Kit’s arms are still tight around me, but he pulls me into his lap, and I rest my head on his shoulder, silent and listening.

“The panic attacks became easier to control,” he continues softly.

“At least for a while. But after Sandringham…they’ve been more frequent again, and I didn’t want to tell you because I didn’t want you to feel like they were your fault.

They’re not. Something inside me is broken, and I don’t know how to fix it. ”

“You’re not broken,” I say, pulling away enough to peer at him.

“You’re not. You’ve been through a lot, and your brain is finding ways to cope, that’s all.

” I hesitate. And I am making it worse, but I can’t say that aloud.

“I’m here, okay? Always. To talk, to—to distract you, if I can.

Or if not, to just listen. Whatever you need.

Whatever you want, all right? I love you. ”

The urge to say more nearly overwhelms me, but I bite my tongue as he nods, and that’s enough for now.

We fall back into silence as Kit leans against the edge of the mattress, me in his lap and our limbs tangled together.

From the living room, I can hear the murmur of voices and the sound of glass being swept up, but no one disturbs us.

Even Singh has left us alone for the time being.

“What happened?” he manages after what must be several minutes, his voice so low it’s more of a rumble than a whisper. “With…Dylan.”

I glance at the doorway once more to make sure we’re still alone. “It wasn’t just Dylan,” I admit softly. “He brought me to Guy Fawkes.”

Kit’s eyes widen, and in a hurried whisper, I tell him everything that happened, from the moment I realized he was missing to when I stepped back into our bedroom and found Kit like this. I don’t leave anything out, but I do save the best for last.

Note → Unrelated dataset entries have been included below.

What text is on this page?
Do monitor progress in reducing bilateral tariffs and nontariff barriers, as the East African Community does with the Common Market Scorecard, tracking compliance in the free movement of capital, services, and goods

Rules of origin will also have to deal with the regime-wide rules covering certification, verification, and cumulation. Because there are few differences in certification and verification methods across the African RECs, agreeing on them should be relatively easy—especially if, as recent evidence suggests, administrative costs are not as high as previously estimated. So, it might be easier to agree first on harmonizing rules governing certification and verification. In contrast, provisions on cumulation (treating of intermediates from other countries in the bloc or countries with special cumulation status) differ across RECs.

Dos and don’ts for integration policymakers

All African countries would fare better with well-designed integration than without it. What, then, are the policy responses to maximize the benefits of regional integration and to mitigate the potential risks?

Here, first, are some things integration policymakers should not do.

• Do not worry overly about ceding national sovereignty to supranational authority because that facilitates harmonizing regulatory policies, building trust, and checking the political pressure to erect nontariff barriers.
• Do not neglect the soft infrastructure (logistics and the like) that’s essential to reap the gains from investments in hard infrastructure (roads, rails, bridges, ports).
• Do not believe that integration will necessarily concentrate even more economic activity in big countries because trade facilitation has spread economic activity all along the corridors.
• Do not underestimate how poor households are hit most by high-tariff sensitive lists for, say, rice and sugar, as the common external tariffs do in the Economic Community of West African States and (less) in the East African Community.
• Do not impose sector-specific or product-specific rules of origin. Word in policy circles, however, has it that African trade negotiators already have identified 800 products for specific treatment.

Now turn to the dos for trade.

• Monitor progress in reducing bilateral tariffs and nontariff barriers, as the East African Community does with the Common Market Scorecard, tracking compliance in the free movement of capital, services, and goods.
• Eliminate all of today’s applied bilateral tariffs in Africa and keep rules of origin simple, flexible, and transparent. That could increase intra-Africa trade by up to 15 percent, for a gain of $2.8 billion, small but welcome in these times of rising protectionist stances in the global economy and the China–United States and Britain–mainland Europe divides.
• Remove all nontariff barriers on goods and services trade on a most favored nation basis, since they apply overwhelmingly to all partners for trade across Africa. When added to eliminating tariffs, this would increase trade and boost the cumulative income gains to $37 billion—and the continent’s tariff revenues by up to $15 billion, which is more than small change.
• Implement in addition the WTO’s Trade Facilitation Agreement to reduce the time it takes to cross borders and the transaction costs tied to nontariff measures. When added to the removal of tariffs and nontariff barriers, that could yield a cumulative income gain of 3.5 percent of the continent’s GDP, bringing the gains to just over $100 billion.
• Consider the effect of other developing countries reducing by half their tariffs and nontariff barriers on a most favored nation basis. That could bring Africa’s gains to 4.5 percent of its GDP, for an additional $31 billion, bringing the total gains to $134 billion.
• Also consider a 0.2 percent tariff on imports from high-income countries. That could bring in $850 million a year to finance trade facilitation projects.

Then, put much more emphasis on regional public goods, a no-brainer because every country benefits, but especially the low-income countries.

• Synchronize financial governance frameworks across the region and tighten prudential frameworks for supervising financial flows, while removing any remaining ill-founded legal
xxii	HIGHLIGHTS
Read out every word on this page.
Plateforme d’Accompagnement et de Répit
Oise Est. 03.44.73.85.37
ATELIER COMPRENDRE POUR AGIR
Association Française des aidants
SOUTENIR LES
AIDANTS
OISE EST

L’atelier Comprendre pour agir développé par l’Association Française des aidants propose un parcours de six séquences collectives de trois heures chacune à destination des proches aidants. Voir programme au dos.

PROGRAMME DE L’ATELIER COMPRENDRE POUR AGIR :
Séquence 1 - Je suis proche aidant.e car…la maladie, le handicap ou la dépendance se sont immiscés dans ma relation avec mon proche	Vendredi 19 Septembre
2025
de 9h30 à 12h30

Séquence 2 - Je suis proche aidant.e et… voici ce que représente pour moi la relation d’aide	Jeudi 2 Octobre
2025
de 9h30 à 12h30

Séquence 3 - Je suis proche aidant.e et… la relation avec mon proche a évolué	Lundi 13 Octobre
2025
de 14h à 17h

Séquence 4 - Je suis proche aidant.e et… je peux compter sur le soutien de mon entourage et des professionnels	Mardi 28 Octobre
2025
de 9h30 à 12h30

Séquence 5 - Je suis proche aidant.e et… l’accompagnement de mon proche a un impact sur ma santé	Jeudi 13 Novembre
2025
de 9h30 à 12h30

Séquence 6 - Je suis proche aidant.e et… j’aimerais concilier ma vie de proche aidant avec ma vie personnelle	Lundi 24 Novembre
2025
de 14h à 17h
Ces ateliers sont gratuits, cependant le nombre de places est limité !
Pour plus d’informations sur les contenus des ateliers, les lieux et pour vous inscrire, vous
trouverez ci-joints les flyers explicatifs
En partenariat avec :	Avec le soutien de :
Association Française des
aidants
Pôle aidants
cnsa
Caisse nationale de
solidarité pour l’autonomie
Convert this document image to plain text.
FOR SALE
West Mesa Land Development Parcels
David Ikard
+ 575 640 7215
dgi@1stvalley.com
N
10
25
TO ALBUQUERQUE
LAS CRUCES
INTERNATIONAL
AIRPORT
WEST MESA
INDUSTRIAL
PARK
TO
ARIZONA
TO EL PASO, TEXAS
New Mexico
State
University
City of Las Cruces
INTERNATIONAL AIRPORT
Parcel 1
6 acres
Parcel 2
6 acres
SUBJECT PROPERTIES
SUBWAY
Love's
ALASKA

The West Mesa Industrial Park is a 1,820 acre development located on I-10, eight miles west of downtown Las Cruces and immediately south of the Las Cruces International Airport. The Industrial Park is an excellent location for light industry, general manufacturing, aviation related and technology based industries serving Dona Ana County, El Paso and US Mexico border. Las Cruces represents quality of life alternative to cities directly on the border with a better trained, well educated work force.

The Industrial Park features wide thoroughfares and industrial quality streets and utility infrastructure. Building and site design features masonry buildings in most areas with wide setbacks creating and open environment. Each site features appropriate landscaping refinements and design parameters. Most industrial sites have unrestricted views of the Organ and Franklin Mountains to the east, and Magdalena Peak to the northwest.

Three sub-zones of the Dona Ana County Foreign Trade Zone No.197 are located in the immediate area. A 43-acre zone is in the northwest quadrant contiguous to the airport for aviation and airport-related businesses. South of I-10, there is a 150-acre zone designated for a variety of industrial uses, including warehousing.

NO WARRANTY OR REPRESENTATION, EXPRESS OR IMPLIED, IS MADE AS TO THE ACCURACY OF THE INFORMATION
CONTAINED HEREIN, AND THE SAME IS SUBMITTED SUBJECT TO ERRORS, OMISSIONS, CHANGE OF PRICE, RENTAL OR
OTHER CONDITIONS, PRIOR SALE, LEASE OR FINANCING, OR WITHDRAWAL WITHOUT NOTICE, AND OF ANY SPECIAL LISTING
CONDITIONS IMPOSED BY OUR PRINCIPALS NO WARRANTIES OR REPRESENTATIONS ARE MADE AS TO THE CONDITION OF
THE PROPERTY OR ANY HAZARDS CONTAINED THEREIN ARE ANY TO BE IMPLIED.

“And I think—I think I found the list,” I whisper, nearly breathless now.

“I didn’t get a real look at it, but when Guy was talking about Fox Rex alumni, he started to pull this book out, and it didn’t have a title on the spine.

And it wasn’t dusty like the others, so I think he handles it frequently.

I noticed it before he got in the room, but I didn’t have a chance to check—”

“So you don’t know for sure?” says Kit. I shake my head.